Modern medicine tends to be divided between doctors in general practice, and those in hospitals who specialise in various fields. But for centuries there were two groups: Physicians who were educated, elite and well educated, and barber-surgeons who were mere tradesmen and often treated people by bleeding them. Apparently this in turn dates to when priests were also soldiers. They were banned from shedding blood, so could no longer perform surgery, so they continued as physicians while surgery was left to laymen.
When infirmaries began to be founded as charities in the early 18th century, both of these professions were involved, but barber surgeons often complained of having lower status and wages. They tended not to wash their instruments between patients and operated in gore caked coats that were more to keep their clothes clean than for any concern for their patients/victims. I read an account of an amputation when the famous surgeon was so drunk he removed the wrong leg, despite his audience repeatedly warning him of his mistake. The victim was a poor young woman who died of the shock.

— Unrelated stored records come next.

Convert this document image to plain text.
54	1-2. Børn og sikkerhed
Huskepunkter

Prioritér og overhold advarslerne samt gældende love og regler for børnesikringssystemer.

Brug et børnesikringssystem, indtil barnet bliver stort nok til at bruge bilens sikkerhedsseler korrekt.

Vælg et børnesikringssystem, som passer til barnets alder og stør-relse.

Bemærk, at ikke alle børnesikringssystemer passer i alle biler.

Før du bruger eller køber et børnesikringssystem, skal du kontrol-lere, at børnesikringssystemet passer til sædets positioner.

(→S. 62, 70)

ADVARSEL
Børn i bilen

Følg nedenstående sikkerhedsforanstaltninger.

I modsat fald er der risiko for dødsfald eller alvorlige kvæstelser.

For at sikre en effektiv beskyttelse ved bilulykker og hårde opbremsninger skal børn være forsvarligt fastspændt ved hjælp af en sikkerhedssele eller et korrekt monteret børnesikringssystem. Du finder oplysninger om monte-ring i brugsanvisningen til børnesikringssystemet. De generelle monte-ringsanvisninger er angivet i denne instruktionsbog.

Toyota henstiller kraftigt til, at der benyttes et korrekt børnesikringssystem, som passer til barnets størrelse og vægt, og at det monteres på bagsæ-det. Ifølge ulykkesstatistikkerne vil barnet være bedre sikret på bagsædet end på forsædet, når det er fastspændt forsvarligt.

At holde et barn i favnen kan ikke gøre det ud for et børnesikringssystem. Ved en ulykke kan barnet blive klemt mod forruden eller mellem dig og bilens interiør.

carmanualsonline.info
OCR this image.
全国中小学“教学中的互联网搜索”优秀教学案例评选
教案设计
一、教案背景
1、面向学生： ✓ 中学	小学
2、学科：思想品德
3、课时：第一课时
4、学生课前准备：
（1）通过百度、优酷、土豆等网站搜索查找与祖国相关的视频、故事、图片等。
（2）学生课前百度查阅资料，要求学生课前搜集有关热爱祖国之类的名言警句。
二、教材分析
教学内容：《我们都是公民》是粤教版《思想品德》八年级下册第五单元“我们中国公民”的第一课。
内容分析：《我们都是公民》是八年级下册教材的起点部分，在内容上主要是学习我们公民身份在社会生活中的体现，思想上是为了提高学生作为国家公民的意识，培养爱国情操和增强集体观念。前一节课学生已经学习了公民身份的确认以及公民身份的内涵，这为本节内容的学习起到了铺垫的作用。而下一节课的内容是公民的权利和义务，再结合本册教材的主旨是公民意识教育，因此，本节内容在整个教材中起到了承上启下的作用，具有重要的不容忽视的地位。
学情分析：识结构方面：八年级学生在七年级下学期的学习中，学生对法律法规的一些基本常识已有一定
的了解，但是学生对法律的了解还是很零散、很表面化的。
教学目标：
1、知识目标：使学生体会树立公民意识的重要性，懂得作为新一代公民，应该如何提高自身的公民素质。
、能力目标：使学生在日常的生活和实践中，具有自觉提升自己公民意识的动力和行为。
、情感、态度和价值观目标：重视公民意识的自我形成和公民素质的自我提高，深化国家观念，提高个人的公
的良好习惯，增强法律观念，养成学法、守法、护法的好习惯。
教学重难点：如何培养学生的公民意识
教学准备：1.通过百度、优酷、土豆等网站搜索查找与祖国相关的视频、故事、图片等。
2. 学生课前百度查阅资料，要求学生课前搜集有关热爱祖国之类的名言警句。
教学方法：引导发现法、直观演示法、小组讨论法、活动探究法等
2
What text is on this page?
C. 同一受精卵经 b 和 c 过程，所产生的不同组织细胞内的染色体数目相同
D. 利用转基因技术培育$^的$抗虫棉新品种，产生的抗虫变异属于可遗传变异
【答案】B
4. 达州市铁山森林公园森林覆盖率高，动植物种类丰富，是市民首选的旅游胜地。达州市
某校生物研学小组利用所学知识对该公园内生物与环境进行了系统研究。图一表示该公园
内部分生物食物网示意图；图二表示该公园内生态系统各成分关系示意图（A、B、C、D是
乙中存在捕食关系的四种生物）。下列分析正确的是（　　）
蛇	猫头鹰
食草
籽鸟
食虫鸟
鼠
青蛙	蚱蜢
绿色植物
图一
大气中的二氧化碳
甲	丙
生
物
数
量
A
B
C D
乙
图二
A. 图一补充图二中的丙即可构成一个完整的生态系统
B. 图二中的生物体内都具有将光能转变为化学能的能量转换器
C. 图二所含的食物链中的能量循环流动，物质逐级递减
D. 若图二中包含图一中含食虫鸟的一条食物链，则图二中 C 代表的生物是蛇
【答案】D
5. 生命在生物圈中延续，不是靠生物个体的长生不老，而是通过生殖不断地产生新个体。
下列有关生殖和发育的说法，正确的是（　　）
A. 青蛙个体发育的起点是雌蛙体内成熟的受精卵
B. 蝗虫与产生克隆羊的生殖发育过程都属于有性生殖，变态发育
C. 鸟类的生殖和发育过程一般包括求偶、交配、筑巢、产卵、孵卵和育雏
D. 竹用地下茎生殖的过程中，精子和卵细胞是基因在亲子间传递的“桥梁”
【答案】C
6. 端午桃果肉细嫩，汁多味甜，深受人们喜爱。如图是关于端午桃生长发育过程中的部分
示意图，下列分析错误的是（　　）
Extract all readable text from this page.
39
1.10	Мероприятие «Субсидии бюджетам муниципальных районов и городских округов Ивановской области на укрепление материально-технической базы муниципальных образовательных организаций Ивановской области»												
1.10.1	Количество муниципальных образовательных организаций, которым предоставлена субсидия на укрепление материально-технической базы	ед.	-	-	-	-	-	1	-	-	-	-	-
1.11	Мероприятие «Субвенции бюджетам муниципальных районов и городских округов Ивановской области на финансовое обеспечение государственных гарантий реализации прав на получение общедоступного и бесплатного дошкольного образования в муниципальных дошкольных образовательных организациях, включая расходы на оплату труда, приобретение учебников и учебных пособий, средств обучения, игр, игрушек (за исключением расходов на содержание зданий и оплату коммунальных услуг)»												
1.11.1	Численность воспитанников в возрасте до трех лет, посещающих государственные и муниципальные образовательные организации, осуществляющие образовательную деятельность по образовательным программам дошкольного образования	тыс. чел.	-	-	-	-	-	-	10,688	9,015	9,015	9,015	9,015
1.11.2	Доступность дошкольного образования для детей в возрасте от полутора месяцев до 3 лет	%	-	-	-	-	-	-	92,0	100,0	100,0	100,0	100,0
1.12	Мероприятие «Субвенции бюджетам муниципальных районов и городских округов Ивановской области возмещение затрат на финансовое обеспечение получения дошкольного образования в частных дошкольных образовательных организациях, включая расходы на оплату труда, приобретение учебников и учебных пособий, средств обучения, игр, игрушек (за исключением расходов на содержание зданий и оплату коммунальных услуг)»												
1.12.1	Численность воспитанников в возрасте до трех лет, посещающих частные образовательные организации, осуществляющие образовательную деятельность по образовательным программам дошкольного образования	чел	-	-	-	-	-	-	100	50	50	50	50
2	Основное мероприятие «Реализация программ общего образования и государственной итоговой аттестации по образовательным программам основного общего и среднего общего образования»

By the 18th century many of the old guilds were closed or just faded away, and in 1745 the united Company of Barbers and Surgeons was dissolved, allowing the Surgeons to become more respectable professionals. This also put an end to their control on carrying out dissections in their Hall, so William Hunter held his first anatomical lectures in London the following year, probably at a house in Covent Garden where he had been collecting anatomical specimens for study. In 1762 he applied to build a purpose built venue, including a small house, museum, library, circular dissecting room and a burial ground. The Earl of Shrewsbury soon proposed a pan to build it by public subscription, offering to start the fund with a donation of £1,000 but this would have meant having no control over the scheme, soHunter refused. Instead he bought a house on Great Windmill Street in 1766 and employed Robert Mylne – a fellow Scot to whom he was related by marriage – to rebuild it, including a rear yard, behind which were rooms for preparing the ‘subjects’. There is no mention here of a burial ground.The first lecture was held at the new Windmill Street on 1 October 1767. In 1768 he claimed to have spent over £6,000 and that it would cost him at least two more. This shows how profitable such lectures were. The museum continued for many years at the site, but closed in 1831, strangely a year before the first anatomy act was passed, making human dissection legal, though it had probably become so widespread the act was merely formalising standard practice.His collection eventually became part of the University of Glasgow.
In 1887 it was sold to H. J. Leslie who employed the architect C.J. Phipps to convert it to the Lyric Theatre, which continues to this day.